When Informal Institutions Change
Institutional Reforms and Informal Practices in the Former Soviet Union
Reveals the impact of institutional change on informal practices in three transitional post-Soviet regimes: Georgia, Moldova, and Ukraine
Huseyn Aliyev examines how, when, and under which conditions democratic institutional reforms affect informal institutions in hybrid regimes, or countries transitioning to democracy. He analyzes the impact of institutional changes on the use of informal practices and what happens when democratic reforms succeed. Does informality disappear, or do elites and populations continue relying on informal structures?
When Informal Institutions Change engages with a growing body of literature on informal practices and institutions in political science, economics, sociology, and beyond. Aliyev proposes expanding the analysis of the impact of institutional reforms on informal institutions beyond disciplinary boundaries, and combines theoretical insights from comparative politics with economic and social theories on informal relations. In addition, Aliyev offers insights that are relevant to democratization, institutionalism, and human geography. Detailed case studies of three transitional post-Soviet regimes—Georgia, Moldova, and Ukraine—illustrate the contentious relationship between democratic institutional reforms and informality in the broader post-Soviet context.
Aliyev shows that in order for institutional reform to succeed in strengthening, democratizing, and formalizing institutions, it is important to approach informal practices and institutions as instrumental for its effectiveness. These findings have implications not only for hybrid regimes, but also for other post-Soviet or post-communist countries.

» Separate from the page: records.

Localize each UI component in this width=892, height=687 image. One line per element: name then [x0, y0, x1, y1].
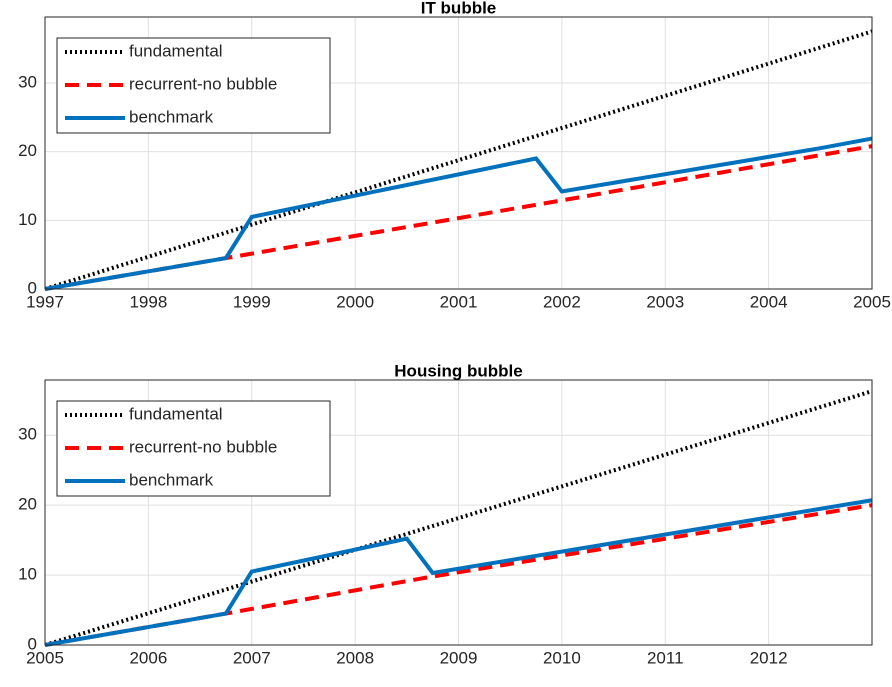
- x-tick-label: 1998: [129, 292, 167, 311]
- legend-label: recurrent-no bubble: [129, 74, 277, 93]
- plot-frame: [44, 379, 873, 646]
- legend-label: fundamental: [129, 404, 223, 423]
- legend-label: benchmark: [129, 107, 214, 126]
- legend-label: benchmark: [129, 470, 214, 489]
- x-tick-label: 2012: [750, 648, 788, 667]
- plot-frame: [44, 16, 873, 290]
- x-tick-label: 2009: [440, 648, 478, 667]
- y-tick-label: 30: [18, 72, 37, 91]
- chart-title: IT bubble: [421, 0, 497, 17]
- x-tick-label: 2003: [646, 292, 684, 311]
- y-tick-label: 0: [28, 278, 37, 297]
- x-tick-label: 2000: [336, 292, 374, 311]
- y-tick-label: 10: [18, 565, 37, 584]
- x-tick-label: 2007: [233, 648, 271, 667]
- y-tick-label: 10: [18, 210, 37, 229]
- chart-title: Housing bubble: [394, 361, 522, 380]
- y-tick-label: 20: [18, 141, 37, 160]
- x-tick-label: 2006: [129, 648, 167, 667]
- legend-label: recurrent-no bubble: [129, 437, 277, 456]
- x-tick-label: 1997: [26, 292, 64, 311]
- x-tick-label: 1999: [233, 292, 271, 311]
- x-tick-label: 2001: [440, 292, 478, 311]
- x-tick-label: 2002: [543, 292, 581, 311]
- x-tick-label: 2005: [853, 292, 891, 311]
- series-line: [44, 29, 873, 291]
- series-line: [44, 498, 873, 647]
- x-tick-label: 2005: [26, 648, 64, 667]
- x-tick-label: 2010: [543, 648, 581, 667]
- x-tick-label: 2008: [336, 648, 374, 667]
- series-line: [44, 136, 873, 291]
- series-line: [44, 389, 873, 647]
- legend-label: fundamental: [129, 41, 223, 60]
- x-tick-label: 2004: [750, 292, 788, 311]
- y-tick-label: 0: [28, 634, 37, 653]
- y-tick-label: 20: [18, 495, 37, 514]
- y-tick-label: 30: [18, 425, 37, 444]
- x-tick-label: 2011: [647, 648, 684, 667]
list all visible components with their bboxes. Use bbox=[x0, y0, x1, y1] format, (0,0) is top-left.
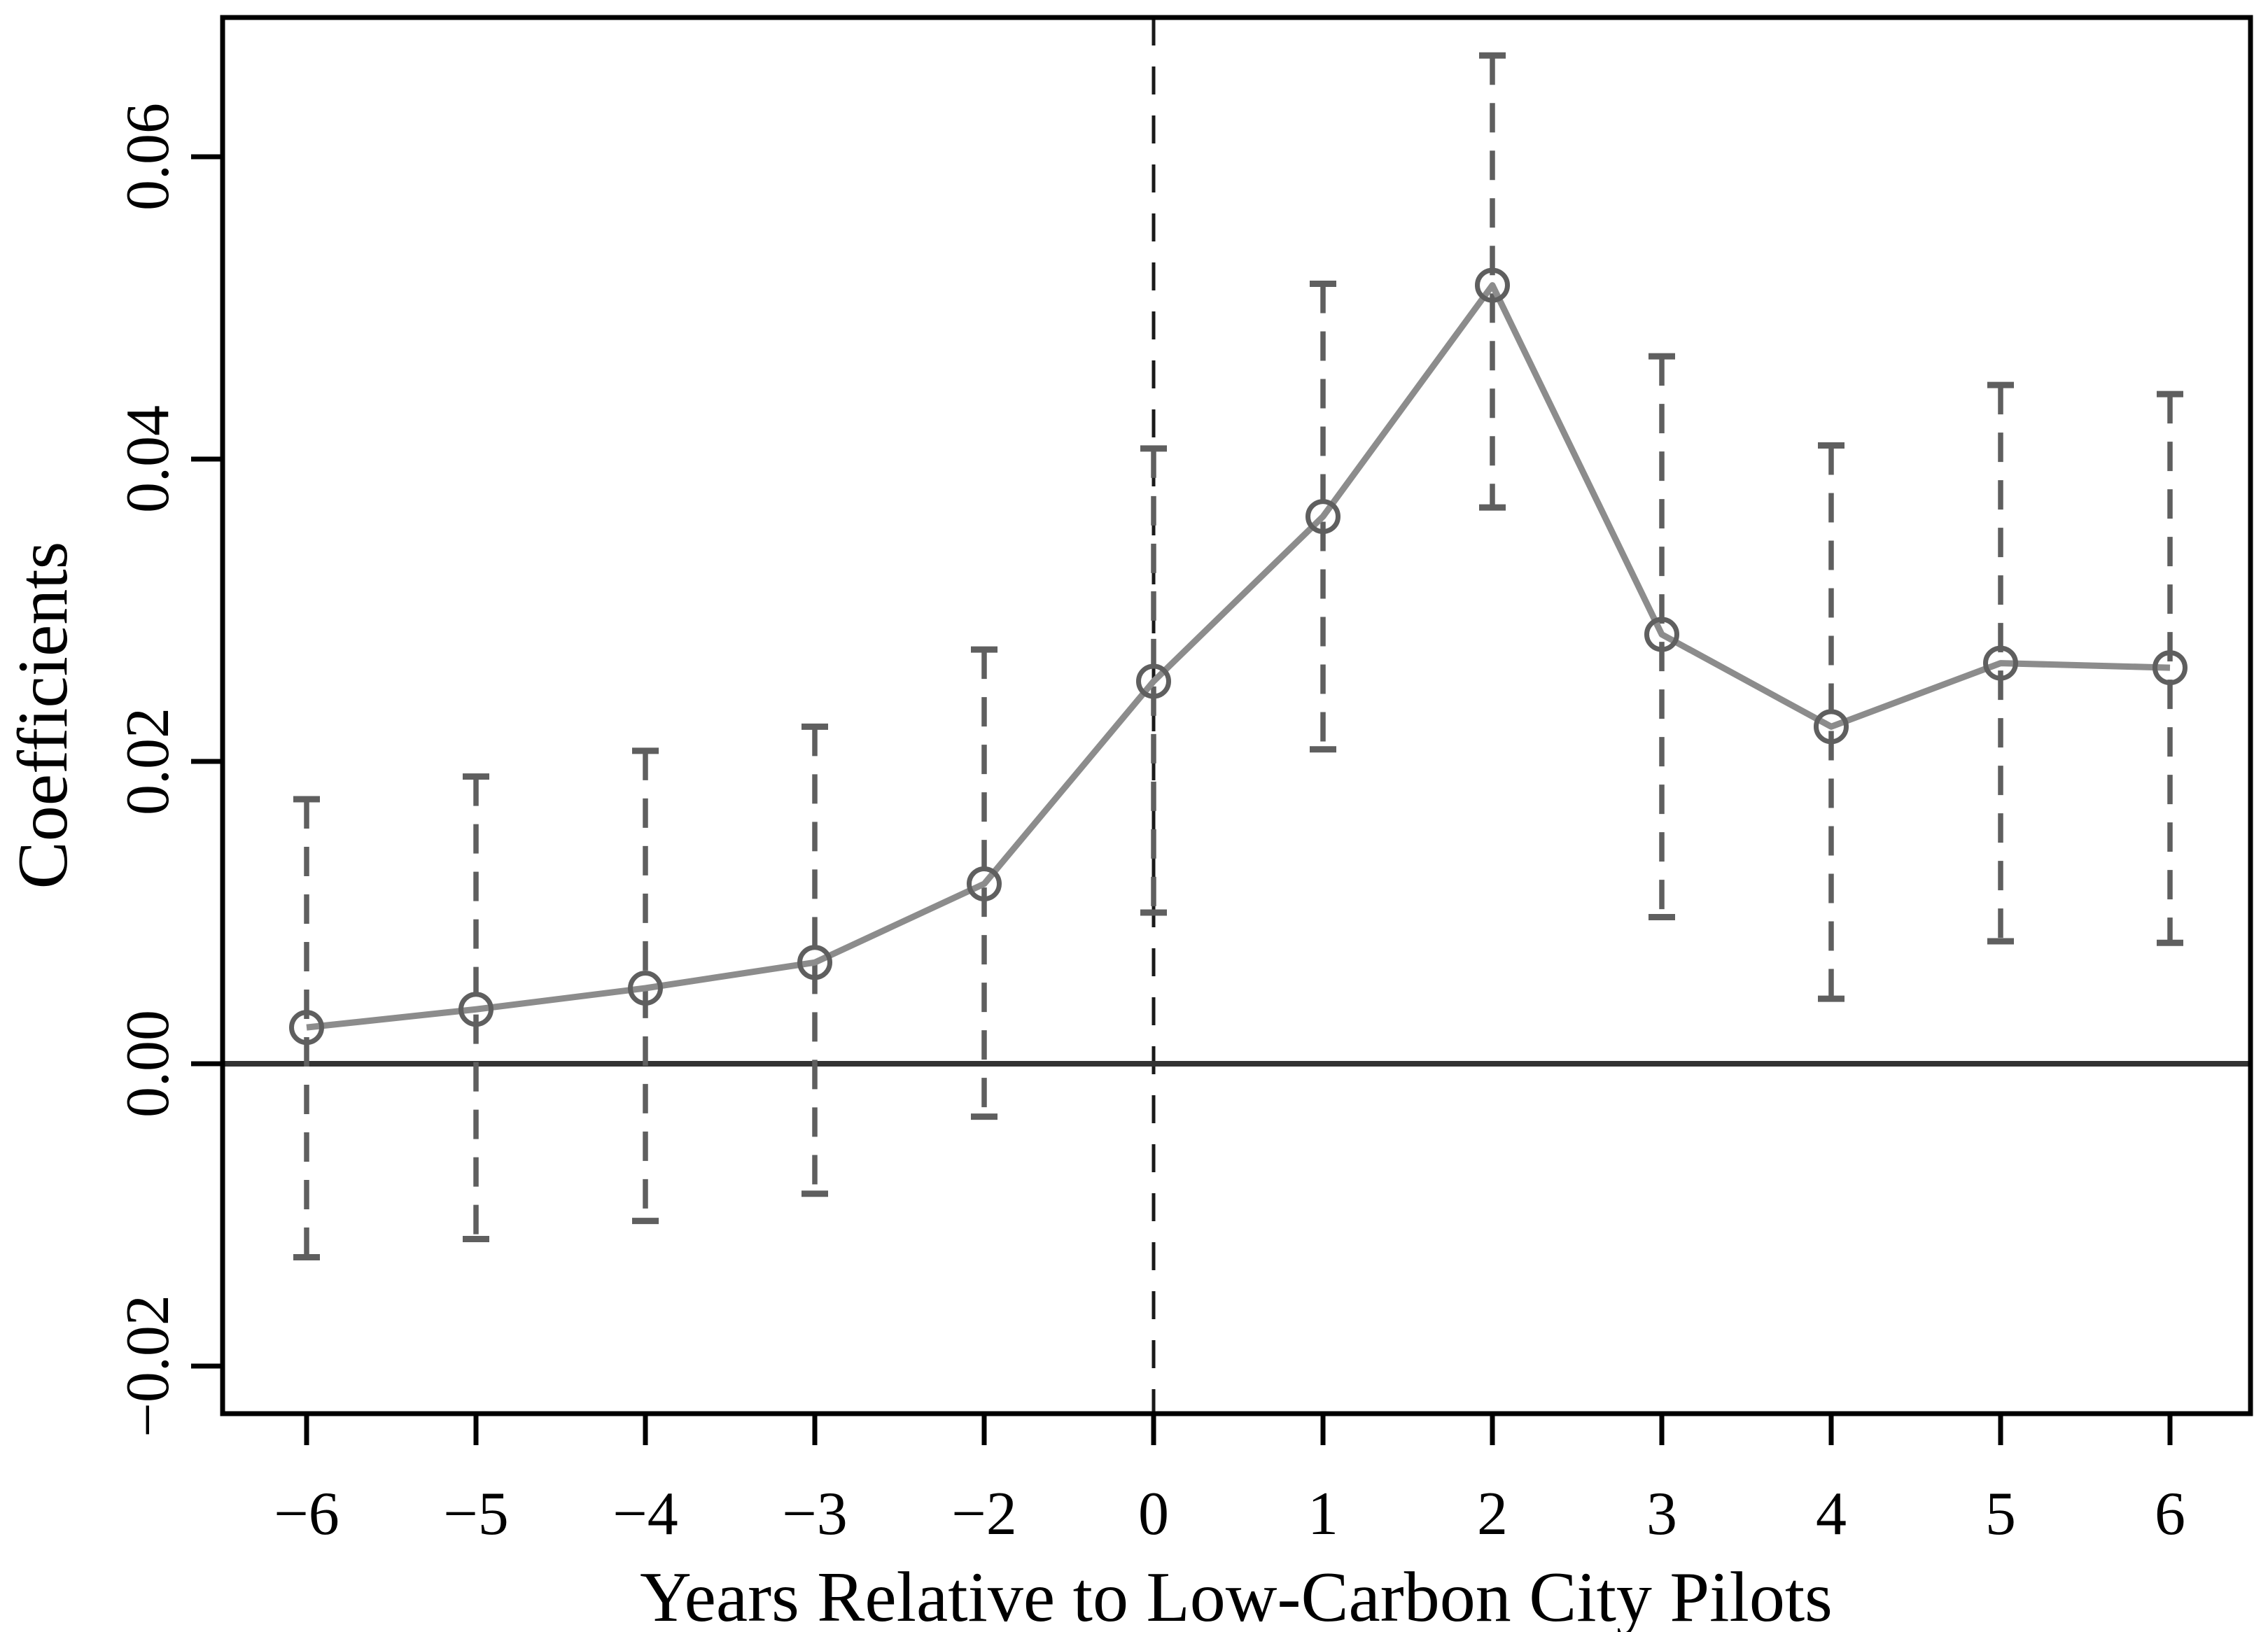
x-tick-label: −3 bbox=[782, 1480, 848, 1548]
y-tick-label: 0.04 bbox=[114, 405, 182, 513]
x-tick-label: 0 bbox=[1138, 1480, 1169, 1548]
y-tick-label: −0.02 bbox=[114, 1295, 182, 1437]
x-tick-label: 3 bbox=[1646, 1480, 1677, 1548]
trend-line bbox=[306, 282, 2171, 1031]
axis-tick-labels: −6 −5 −4 −3 −2 0 1 2 3 4 5 6 −0.02 0.00 0.02 0.04 0.06 bbox=[114, 103, 2185, 1548]
error-bar bbox=[1648, 353, 1675, 920]
data-point-marker bbox=[967, 866, 1002, 901]
y-tick-label: 0.06 bbox=[114, 103, 182, 211]
x-tick-label: 1 bbox=[1308, 1480, 1338, 1548]
x-tick-label: 4 bbox=[1816, 1480, 1847, 1548]
x-tick-label: −6 bbox=[274, 1480, 340, 1548]
data-point-marker bbox=[2152, 650, 2188, 686]
axis-ticks bbox=[191, 154, 2173, 1445]
error-bar bbox=[802, 723, 828, 1197]
y-axis-title: Coefficients bbox=[4, 542, 83, 889]
reference-lines bbox=[223, 17, 2250, 1414]
error-bar bbox=[1987, 381, 2014, 945]
x-axis-title: Years Relative to Low-Carbon City Pilots bbox=[640, 1558, 1833, 1632]
x-tick-label: 2 bbox=[1477, 1480, 1508, 1548]
data-point-marker bbox=[289, 1010, 324, 1046]
data-point-marker bbox=[628, 971, 663, 1006]
data-point-marker bbox=[797, 945, 832, 980]
series bbox=[289, 267, 2188, 1046]
error-bar bbox=[632, 747, 659, 1225]
x-tick-label: −4 bbox=[612, 1480, 678, 1548]
y-tick-label: 0.02 bbox=[114, 708, 182, 815]
error-bar bbox=[1818, 442, 1844, 1002]
error-bar bbox=[463, 773, 489, 1243]
data-point-marker bbox=[1814, 709, 1849, 745]
error-bar bbox=[293, 796, 320, 1260]
error-bar bbox=[971, 646, 997, 1120]
error-bar bbox=[2157, 391, 2183, 946]
error-bar bbox=[1479, 52, 1506, 511]
data-point-marker bbox=[1306, 499, 1340, 535]
x-tick-label: −5 bbox=[443, 1480, 509, 1548]
error-bars bbox=[293, 52, 2183, 1260]
data-point-marker bbox=[1983, 645, 2018, 681]
plot-border bbox=[220, 15, 2253, 1416]
plot-frame bbox=[220, 15, 2253, 1416]
data-point-marker bbox=[1475, 267, 1510, 303]
error-bar bbox=[1140, 445, 1167, 916]
data-point-marker bbox=[1644, 617, 1679, 652]
error-bar bbox=[1310, 280, 1336, 753]
x-tick-label: −2 bbox=[951, 1480, 1017, 1548]
x-tick-label: 5 bbox=[1985, 1480, 2016, 1548]
y-tick-label: 0.00 bbox=[114, 1010, 182, 1118]
data-point-marker bbox=[458, 992, 493, 1027]
data-point-marker bbox=[1136, 663, 1171, 699]
x-tick-label: 6 bbox=[2155, 1480, 2185, 1548]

?“An impressive accomplishment. Aliyev engages with numerous literatures from multiple disciplines to provide valuable insights into both the durability and the malleability of informal practices in post-Soviet politics. For theoretical as well as geopolitical reasons, his selection of Georgia, Ukraine and Moldova for detailed comparative case studies could not be more opportune.”
—William Reisinger, University of Iowa
“The book makes an excellent contribution to the literature and provides a timely analysis of the three important countries that it examines. The book will definitely be sought after by scholars working to understand the prospects for reform in the former Soviet Union.”